In writing requirements, I often write such that the first sentence of a paragraph or requirement is the high-level idea of that requirement, and the subsequent sentences (and possibly additional paragraphs or bullet points) dive in to the details of what is expected for that requirement.

Learning Outcomes#

This assignment is designed to develop and assess your ability to:

  1. Obtain a data set from a public source, and use its documentation to understand it

  2. Set up a Jupyter notebook and data set to begin a new analysis

  3. Carry out an exploratory analysis to understand a data set’s contents and communicate them to others.

Because of LO2, I will not be providing a notebook. You need to create your own notebook file.

To advance LO1, there are details you will need to obtain from the documentation that comes with the data.

For this assignment, you will need material through weeks 3, and the tutorial notebooks.

Context and Data#

For this assignment, you will work with the data set underlying the Department of Education’s College Scorecard.

This is a medium-sized data set. For this assignment, we will only work with the most recent cohort’s data.

On this site, you will find a few things:

  • The data itself. We want “Most Recent Institution-Level Data”.

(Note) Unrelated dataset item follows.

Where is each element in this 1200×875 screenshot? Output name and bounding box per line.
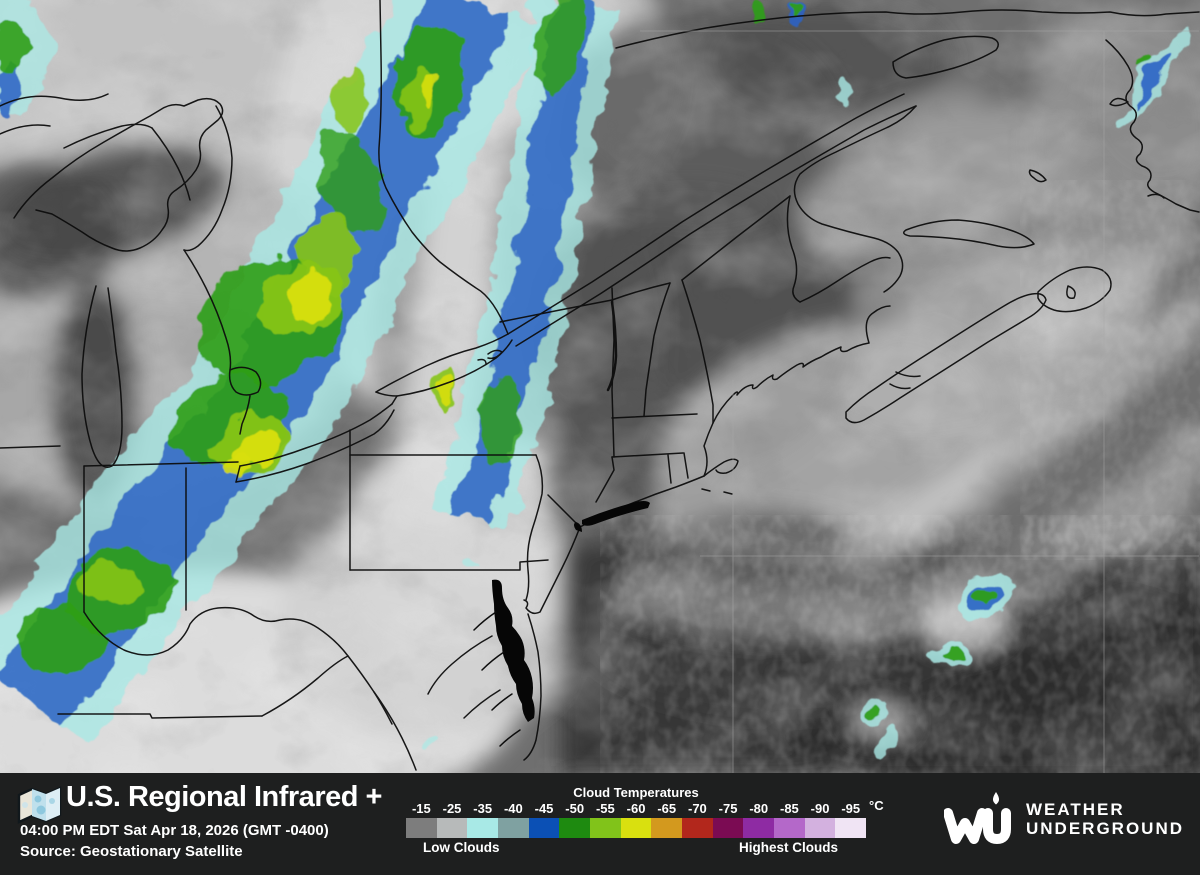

  • The documentation. Of particular note:

    • The “Data Dictionary” contains concise definitions of key fields

    • The “Technical Documentation for Institution-Level Data Files” contains more thorough discussion of the different variables, and on pages 33–37 describes where the data came from and how was collected.

The lack of direct links is deliberate. I want you to navigate the site yourself to find the relevant files, so you gain experience collecting information about a data set.

We are primarily interested in understanding completion rates and the distribution of various variables that describe the type of school. Consult the dictionary and documentation for how to get this!


Excel or LibreOffice Calc is useful for viewing the CSV data file such that you can scroll back and forth. You can also view column names with schools.columns, if you have loaded it into a Pandas data frame stored in the variable schools.


Our analysis is motivated by the following question:

Overall Question

How do completion rates differ for different types of students and different types of schools?

We want to look at this by:

  • Student race

  • Admission policy and rate

  • Public/private status (the documentation describes this as “control” — what is the legal or financial control status of the school?)


We do not have the statistical tools yet to assess the significance of any differences we may observe between completion rates. We will learn that in Week 4, and one of the self-study practice exercises that week will be to go back to this assignment and more accurately measure the differences. Our purpose here is just to observe the differences in the data, without testing whether they are “real” effects or not.

Notes on Variables#

This section describes considerations for some of the variables you need to work with. You will need to consult the documentation — these provide guidance on how to apply the documentation.

Notes on Multiple Variables#

Page 21 and following of the technical documentation describe the completion rate statistics. There are several different variables for recording completion rates, broken down in a few ways:

  • Completion within 100% or 150% of expected time (for a 4-year school, this is 4 or 6 years)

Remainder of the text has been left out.